Käthe aber eilte fast laufend die Baumschule hinab, dann durch den Garten auf dem langen geraden Wege, über den nur hie und da eine Hecke oder höhere Pflanzengruppe ihre seltsamen Schatten warfen, dem Hause zu, aus dessen beiden Fenstern zu ebener Erde rechts ihr das Küchenlicht entgegenschimmerte. Wenn der Papa auch erst später nach Hause kam, ihr längeres Ausbleiben mußte aufgefallen sein; die treue Male hatte sich sicher schon geängstigt. Dazu ihr schlechtes Gewissen! Nicht daß sie Hans getroffen! Dafür konnte sie nichts; das hatte sie nicht ahnen können! Und nachdem sie sich einmal getroffen, war das andre selbstverständlich. Bis auf den Kuß! Den seligen, seligen Kuß! Nach dem sie sich schon längst gesehnt und sich gewundert, wie er sich das dumme Versprechen hatte abnehmen lassen können, mit einem gelegentlichen Handkuß zufrieden, während sie selbst doch schon mehr als einmal auf dem Punkte gestanden, ihm um den Hals zu fallen.
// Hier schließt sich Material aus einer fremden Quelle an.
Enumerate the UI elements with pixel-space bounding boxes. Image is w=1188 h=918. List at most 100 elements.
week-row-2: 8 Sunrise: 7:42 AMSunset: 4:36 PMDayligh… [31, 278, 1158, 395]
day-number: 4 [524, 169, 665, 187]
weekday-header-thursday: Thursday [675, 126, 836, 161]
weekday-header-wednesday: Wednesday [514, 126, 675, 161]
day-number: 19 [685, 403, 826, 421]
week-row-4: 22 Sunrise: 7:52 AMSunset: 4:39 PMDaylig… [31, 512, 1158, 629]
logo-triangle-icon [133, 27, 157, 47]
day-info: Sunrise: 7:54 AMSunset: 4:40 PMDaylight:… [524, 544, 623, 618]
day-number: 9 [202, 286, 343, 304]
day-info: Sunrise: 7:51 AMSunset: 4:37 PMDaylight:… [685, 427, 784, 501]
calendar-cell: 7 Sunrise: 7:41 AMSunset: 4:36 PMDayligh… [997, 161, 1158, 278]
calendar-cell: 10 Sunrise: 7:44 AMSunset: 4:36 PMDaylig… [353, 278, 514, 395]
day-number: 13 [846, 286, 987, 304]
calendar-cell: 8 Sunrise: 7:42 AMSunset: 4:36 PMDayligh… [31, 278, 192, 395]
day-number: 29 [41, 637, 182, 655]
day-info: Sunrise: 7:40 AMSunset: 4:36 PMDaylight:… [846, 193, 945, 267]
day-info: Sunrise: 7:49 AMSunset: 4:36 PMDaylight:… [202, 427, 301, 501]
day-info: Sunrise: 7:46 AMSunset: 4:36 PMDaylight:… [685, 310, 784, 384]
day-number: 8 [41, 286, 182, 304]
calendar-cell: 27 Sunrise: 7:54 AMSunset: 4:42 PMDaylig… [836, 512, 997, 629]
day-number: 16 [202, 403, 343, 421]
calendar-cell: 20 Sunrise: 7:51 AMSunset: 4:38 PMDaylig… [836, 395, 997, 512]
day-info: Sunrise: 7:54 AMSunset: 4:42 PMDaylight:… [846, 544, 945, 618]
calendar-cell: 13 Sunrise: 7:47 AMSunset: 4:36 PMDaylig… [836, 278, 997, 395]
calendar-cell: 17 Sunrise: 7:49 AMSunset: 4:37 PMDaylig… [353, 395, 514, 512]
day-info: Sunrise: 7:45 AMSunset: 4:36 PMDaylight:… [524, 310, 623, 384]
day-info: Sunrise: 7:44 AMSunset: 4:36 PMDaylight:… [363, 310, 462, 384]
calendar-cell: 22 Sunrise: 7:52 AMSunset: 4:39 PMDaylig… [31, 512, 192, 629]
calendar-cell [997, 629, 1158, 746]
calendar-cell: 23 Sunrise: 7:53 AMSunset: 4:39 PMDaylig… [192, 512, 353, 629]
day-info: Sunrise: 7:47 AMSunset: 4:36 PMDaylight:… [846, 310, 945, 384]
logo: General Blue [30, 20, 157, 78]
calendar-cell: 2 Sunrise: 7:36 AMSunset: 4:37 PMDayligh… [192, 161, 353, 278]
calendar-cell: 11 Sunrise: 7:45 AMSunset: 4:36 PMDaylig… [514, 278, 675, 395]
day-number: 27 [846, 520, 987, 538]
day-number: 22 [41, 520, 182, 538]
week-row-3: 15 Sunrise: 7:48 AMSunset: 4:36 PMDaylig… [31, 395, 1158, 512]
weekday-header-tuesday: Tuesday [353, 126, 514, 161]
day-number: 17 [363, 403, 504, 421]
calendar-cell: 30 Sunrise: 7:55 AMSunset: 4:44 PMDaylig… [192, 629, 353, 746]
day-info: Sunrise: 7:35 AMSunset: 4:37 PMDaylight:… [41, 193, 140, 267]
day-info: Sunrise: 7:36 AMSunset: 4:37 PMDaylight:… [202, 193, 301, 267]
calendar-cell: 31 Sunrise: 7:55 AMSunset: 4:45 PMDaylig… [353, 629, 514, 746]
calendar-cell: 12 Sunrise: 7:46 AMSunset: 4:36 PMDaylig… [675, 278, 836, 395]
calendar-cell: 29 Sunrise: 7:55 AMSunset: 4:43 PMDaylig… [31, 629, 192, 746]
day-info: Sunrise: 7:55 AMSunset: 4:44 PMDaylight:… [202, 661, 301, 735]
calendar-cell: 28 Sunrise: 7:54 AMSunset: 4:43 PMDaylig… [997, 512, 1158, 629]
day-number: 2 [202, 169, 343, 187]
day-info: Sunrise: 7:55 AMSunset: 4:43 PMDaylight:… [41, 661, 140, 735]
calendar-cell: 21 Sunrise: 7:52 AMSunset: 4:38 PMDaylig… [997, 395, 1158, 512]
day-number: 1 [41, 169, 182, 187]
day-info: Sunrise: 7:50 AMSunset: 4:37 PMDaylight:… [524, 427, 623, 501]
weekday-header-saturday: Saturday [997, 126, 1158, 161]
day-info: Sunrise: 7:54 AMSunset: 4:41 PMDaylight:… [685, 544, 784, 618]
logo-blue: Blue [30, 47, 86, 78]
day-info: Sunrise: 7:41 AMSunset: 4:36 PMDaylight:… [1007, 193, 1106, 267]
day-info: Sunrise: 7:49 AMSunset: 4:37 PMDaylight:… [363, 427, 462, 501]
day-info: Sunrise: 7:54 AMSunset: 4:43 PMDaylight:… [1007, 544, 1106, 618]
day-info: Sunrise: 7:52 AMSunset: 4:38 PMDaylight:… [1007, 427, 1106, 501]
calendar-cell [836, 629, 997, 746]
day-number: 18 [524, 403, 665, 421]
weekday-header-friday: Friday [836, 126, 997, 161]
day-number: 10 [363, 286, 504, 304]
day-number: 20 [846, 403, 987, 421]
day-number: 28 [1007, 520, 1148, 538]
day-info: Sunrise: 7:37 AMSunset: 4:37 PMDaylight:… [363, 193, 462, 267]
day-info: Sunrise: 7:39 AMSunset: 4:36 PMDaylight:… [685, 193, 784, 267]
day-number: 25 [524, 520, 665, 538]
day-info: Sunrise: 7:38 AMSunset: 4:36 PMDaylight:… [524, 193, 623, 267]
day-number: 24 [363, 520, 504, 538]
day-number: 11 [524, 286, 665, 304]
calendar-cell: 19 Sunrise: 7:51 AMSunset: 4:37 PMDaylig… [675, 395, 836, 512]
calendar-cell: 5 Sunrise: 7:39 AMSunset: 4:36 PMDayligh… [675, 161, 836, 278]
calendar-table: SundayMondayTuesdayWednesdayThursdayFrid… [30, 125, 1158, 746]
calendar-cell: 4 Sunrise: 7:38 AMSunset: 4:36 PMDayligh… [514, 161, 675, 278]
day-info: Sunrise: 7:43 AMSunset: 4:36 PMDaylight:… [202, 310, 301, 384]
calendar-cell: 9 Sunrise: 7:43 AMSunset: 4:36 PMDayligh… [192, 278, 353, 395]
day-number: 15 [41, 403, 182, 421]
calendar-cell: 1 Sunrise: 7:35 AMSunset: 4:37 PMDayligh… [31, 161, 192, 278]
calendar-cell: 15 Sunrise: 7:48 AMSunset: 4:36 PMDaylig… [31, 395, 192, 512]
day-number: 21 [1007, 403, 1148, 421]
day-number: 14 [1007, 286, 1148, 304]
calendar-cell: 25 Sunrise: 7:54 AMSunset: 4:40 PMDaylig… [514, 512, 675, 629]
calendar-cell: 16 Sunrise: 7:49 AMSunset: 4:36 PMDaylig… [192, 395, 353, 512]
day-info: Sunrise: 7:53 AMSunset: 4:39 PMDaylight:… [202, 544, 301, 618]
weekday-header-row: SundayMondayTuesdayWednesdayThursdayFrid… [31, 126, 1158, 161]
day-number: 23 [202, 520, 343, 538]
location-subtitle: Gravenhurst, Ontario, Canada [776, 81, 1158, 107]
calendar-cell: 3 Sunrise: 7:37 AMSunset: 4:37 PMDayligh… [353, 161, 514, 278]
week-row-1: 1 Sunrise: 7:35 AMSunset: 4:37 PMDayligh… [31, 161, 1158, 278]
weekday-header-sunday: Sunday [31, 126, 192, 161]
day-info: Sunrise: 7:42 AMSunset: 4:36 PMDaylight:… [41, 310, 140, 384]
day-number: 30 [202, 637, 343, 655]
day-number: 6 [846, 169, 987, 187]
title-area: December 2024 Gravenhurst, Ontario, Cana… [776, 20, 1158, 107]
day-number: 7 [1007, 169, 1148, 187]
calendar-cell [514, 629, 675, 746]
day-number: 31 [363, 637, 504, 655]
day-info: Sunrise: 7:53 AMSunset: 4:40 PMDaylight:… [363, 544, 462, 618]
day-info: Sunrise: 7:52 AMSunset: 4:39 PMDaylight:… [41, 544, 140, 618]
Wenn sie gewußt hätte, daß es so süß war! Gott sei Dank, daß sie es nicht gewußt und dem Papa heute abend nicht mehr zu beichten hatte! Natürlich nur, wenn er danach fragte! Sonst nicht. Bewahre! Ob er wohl schon eine andre vor ihr geküßt? Als Student? Und Offizier! Verzeih mir, lieber geliebter Hans! Das kommt von den dummen Novellen, wo die Leute nichts zu thun haben, als ineinander verliebt zu sein und sich in einer Weise zu betragen, die sich für ein anständiges junges Mädchen und einen anständigen jungen Mann gar nicht schickt.

Sie war ins Haus und von dem Flur gleich in die Küche getreten, wo Male an einem hellen Herdfeuer hantierte, und nun, als sie die Thür gehen hörte, das rote Gesicht halb über die breite Schulter zu ihr wandte.

Aber, Fräulein Käthe, wo sind Sie man so lange geblieben! Und der Herr ist schon seit einer halben Stunde zurück!

Wo ist er?

Auf sein Zimmer gegangen.

Herr Brunnow?

Hat der Herr mitgebracht.

Ist – ist sonst jemand dagewesen?

Keine Menschenseele. Na ja: der Paul von dem Herrn Baron, der einen Brief für den Herrn gebracht hat. Mine hat ihn gleich auf den Herrn sein Zimmer getragen.

Male hatte den Eierkuchen, der in der Pfanne brodelte, obgleich er noch zu wünschen übrig ließ, auf die Schüssel zu den bereits fertigen gestülpt und sich umgewandt, die Wirkung zu erproben, welche ihre letzte Mitteilung auf Fräulein Käthe haben würde. Aber sie war nicht schnell genug gewesen – Käthe war schon zur Küche hinaus.

Wir haben in acht Wochen Hochzeit, murmelte Male, einen neuen Eierkuchen anrührend.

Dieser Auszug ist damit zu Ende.